Muchos lectores identificarían al seductor Frank Scarron con el superhombre, y esto, no solo por afirmar que Nietzsche “enseña el evangelio de nuestra época”, sino por el tenor característico de sus ideas: la supremacía del individuo sobre la masa, la necesidad de superar la compasión del pasado, el llamado a separarse de los designios divinos, la tenacidad con que insiste en lo masculino, la denuncia de la moral de esclavos, etcétera.

Sin embargo, la contradicción de Scarron radica en que su voluntad se halla todavía en un terreno esencialmente espiritual. Esto se demuestra en el estilo ampuloso de su lenguaje y, sobre todo, en el idealismo que subyace a la belleza que le atribuye a Luise. La presencia de la mujer lo atrae y, no obstante, le es imposible soportarla: se ve abocado a contemplarla como si fuese un objeto religioso o a huir de su inminencia para traducirla en palabras o imágenes. Es por ello que ese cambio radical que personifica Scarron al final de la obra es solo en apariencia intempestivo, pues, en realidad, obedece a una voluntad que todavía no está preparada para la acción vital, sino para la pura atracción metafísica de las ideas.

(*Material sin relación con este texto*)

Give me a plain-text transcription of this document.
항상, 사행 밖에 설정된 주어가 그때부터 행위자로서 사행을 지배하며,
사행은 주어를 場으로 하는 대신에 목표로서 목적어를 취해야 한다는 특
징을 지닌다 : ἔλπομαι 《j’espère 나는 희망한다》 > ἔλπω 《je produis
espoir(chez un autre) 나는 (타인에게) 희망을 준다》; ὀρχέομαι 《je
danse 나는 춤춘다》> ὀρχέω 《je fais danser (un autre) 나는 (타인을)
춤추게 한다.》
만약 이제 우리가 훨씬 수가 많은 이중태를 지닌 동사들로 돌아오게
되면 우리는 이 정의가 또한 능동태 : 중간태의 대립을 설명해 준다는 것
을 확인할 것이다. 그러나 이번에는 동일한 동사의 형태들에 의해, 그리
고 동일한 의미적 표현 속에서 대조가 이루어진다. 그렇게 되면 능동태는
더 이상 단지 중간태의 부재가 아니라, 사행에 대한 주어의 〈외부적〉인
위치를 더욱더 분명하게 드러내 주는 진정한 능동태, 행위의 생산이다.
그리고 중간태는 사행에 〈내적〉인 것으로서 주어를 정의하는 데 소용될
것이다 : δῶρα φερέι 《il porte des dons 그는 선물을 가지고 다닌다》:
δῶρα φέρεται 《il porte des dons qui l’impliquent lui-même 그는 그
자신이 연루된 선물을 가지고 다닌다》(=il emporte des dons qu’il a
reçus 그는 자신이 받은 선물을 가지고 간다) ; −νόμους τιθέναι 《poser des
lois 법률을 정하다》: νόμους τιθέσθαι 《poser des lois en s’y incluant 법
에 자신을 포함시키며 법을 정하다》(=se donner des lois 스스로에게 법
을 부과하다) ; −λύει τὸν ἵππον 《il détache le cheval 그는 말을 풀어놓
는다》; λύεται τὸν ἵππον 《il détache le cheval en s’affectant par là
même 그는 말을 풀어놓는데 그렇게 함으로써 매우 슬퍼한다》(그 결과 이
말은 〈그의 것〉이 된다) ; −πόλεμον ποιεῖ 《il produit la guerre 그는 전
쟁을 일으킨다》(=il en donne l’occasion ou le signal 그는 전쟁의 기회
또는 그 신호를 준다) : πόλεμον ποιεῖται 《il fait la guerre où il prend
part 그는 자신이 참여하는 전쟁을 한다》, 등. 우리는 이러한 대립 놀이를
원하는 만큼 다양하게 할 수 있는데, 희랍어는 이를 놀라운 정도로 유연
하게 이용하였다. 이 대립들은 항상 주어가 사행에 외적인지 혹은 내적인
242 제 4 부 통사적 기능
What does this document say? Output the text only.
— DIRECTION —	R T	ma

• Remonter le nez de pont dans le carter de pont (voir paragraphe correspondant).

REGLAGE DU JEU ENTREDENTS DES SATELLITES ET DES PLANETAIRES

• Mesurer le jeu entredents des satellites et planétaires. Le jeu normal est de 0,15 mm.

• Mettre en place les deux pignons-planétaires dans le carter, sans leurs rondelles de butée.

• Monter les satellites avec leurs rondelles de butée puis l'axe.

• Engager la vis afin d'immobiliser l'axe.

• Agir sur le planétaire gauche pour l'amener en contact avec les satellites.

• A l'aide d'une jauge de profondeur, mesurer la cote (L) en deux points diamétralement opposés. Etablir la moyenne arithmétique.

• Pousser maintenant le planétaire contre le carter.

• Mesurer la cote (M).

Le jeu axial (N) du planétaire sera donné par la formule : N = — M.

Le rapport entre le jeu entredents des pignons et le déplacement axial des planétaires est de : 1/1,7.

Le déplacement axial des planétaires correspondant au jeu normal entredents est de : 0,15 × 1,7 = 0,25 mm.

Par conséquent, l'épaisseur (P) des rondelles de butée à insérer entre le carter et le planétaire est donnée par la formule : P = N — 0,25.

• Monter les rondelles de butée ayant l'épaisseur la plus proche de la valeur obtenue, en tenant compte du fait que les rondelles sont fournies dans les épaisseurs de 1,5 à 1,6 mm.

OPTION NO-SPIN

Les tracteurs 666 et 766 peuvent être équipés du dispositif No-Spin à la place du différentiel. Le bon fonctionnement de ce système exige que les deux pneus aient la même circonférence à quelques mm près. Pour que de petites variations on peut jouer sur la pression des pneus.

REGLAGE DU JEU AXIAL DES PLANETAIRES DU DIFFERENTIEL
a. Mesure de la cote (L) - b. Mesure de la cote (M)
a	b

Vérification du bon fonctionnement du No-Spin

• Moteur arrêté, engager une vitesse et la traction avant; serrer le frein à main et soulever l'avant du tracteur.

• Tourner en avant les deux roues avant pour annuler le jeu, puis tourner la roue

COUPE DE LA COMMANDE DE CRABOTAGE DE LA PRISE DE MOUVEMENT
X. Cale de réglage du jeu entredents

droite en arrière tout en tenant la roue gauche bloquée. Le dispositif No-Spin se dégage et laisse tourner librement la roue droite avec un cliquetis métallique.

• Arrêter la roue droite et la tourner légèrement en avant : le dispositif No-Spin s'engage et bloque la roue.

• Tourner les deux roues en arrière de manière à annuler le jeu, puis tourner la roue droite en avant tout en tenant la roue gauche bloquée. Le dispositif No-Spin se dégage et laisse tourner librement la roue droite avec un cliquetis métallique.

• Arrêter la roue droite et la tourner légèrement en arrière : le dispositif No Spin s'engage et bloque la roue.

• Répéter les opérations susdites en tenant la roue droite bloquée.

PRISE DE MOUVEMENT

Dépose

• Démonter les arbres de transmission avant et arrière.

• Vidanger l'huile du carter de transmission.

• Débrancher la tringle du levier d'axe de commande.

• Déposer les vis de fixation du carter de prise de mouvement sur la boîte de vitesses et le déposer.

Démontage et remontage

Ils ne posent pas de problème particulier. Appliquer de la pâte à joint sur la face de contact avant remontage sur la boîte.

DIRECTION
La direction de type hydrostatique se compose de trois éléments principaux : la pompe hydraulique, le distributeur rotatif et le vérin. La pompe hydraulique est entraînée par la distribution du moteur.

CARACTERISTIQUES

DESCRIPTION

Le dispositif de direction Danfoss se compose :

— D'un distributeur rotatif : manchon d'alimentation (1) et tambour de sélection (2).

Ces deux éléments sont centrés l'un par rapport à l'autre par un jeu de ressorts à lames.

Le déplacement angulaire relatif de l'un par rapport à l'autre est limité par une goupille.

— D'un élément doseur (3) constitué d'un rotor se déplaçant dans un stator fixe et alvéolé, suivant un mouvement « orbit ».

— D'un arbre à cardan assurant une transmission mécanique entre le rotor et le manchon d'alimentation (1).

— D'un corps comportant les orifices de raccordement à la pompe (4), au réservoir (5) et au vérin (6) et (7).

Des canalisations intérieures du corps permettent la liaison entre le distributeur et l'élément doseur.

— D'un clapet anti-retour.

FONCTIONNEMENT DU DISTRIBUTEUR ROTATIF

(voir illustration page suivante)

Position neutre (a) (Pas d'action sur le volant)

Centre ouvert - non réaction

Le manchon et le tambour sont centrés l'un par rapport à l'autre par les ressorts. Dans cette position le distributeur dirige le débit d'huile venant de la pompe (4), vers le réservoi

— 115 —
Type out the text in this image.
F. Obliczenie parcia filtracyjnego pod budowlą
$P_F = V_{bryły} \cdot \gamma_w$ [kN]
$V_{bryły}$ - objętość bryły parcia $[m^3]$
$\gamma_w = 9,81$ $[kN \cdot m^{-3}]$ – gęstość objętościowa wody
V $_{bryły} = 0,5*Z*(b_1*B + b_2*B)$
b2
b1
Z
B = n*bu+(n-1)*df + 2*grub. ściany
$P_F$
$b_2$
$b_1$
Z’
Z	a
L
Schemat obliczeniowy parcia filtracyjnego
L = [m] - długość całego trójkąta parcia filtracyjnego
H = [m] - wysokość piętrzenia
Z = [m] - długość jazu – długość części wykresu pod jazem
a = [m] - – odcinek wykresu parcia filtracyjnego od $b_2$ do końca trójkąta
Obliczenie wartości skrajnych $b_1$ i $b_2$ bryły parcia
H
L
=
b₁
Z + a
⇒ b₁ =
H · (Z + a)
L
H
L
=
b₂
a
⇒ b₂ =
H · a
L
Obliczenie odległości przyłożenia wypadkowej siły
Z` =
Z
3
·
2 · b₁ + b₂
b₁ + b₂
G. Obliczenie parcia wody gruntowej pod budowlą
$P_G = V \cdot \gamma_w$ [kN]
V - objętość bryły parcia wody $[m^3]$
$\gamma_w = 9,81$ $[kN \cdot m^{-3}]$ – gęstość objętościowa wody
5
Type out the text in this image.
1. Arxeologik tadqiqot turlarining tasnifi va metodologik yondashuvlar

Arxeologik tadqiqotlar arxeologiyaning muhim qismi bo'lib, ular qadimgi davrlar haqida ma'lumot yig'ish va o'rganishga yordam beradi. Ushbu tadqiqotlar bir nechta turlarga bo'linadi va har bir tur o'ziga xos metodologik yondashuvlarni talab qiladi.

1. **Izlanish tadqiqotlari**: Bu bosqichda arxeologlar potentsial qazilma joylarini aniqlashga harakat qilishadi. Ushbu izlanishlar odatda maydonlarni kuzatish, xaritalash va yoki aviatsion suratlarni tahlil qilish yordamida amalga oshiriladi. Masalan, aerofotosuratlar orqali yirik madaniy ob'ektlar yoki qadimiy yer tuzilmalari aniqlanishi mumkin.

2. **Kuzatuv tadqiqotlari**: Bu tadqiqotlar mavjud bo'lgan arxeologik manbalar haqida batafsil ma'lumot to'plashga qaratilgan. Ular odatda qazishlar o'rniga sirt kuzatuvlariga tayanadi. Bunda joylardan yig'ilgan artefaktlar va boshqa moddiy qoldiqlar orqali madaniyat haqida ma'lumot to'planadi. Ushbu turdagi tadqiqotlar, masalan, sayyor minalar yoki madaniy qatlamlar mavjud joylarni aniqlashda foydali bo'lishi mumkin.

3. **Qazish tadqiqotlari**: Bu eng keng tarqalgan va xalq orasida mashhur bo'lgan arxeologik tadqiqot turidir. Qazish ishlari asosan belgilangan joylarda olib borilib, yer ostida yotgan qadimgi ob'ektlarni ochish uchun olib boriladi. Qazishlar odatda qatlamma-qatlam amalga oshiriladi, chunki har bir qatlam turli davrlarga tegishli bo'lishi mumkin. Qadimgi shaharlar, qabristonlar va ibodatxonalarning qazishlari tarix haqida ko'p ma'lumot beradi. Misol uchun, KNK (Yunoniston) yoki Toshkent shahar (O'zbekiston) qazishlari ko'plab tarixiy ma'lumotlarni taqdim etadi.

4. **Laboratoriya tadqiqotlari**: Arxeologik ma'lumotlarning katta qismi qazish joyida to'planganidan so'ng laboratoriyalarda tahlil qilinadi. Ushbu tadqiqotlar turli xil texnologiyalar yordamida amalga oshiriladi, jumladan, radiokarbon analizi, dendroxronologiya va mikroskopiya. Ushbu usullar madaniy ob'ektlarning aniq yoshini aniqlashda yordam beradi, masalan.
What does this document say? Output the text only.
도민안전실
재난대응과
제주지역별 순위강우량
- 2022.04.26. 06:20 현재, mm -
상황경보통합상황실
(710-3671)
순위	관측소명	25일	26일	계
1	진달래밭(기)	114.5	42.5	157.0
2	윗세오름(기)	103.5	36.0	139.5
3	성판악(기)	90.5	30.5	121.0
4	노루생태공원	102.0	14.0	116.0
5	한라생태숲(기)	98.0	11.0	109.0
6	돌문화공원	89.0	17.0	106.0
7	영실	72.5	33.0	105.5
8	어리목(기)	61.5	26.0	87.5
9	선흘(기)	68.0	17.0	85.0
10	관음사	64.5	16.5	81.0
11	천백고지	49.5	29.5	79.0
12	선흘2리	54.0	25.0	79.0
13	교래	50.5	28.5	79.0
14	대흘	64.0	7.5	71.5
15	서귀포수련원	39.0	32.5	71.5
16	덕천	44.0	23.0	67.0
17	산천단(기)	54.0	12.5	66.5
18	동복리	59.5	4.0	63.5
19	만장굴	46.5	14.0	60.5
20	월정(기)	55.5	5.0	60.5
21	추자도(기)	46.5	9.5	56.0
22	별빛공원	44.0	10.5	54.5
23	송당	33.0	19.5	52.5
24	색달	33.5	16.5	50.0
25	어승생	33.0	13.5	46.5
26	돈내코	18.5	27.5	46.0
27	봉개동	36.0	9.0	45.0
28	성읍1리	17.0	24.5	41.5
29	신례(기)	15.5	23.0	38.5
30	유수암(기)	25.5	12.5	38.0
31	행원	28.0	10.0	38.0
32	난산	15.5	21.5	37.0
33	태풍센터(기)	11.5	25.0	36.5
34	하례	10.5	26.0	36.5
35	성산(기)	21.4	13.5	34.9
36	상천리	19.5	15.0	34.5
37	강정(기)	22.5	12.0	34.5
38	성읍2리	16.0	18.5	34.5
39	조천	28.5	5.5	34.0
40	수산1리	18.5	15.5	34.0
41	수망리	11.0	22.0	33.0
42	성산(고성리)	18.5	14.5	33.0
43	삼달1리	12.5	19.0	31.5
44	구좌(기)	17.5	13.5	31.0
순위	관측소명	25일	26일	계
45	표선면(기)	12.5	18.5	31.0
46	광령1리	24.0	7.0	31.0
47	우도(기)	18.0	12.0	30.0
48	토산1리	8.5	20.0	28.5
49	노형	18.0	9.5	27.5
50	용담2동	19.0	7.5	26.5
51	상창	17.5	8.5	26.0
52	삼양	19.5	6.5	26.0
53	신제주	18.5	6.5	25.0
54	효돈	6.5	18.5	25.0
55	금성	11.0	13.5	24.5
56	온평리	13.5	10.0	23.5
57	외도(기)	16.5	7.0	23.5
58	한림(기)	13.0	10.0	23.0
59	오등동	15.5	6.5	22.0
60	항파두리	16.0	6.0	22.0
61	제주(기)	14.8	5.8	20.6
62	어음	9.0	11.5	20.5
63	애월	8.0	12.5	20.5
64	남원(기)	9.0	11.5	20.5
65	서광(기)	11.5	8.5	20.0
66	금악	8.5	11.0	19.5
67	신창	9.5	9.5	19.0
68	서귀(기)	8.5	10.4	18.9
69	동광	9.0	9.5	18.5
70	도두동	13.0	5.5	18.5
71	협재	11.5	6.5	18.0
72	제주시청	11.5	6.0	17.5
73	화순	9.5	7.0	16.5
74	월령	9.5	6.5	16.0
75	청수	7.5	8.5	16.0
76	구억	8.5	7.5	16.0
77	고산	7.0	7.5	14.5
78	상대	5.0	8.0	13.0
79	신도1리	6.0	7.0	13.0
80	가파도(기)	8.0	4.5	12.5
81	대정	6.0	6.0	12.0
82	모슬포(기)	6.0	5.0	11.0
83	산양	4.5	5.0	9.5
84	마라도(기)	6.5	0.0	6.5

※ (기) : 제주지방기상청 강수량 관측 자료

Theobald Maske, en cambio, es el ejemplo más ilustrativo del hombre de acción. En la obra, el Maske al que se califica de “máquina”, que evita los escándalos y respeta obsesivamente el orden, se transforma completamente tras persuadirse de que, en realidad, no hay ninguna condena pública tras la incorrección de su esposa, sino, al contrario, un cambio positivo en su situación económica –por la renta de los cuartos a los pretendientes de Luise- y matrimonial –pues el dinero extra le permite acceder al deseo de su esposa de ser madre-.

Así, siguiendo la idea nietzscheana, Maske descubre que ningún discurso es inexorable, ni siquiera el de la moral burguesa que él temía; antes bien, la naturaleza permite al individuo acondicionarse a ella para sacar  provecho de las circunstancias. En este sentido, más que Scarron, Maske moviliza la doctrina del Πάντα ῥεῖ heracliteano, reconociendo la condición mutable de las cosas y comprendiendo –como lo indica su propio nombre- que cada nueva instancia requiere de él una máscara distinta, un acondicionamiento que le permita sobreponerse a todo.

Las bragas es una obra construida sobre una medición de fuerzas, una lucha de urdimbre nietzscheana en la que triunfa la voluntad del más fuerte: Theobald Maske. La grandeza de este personaje, por todo lo demás corriente, se halla en captar el principio de movimiento del mundo –omnia mutantur, nihil interit- y, a partir de él, encontrar en sí mismo la expresión que mejor se ajusta a esa transformación; en esto, quizá sin saberlo él mismo, se opone al miedo metafísico y a la moral del rebaño.

STERNHEIM, C. (2009) Las bragas. Madrid: Cátedra.
KIRCHNER, L. (1913) Berliner Straßenszene.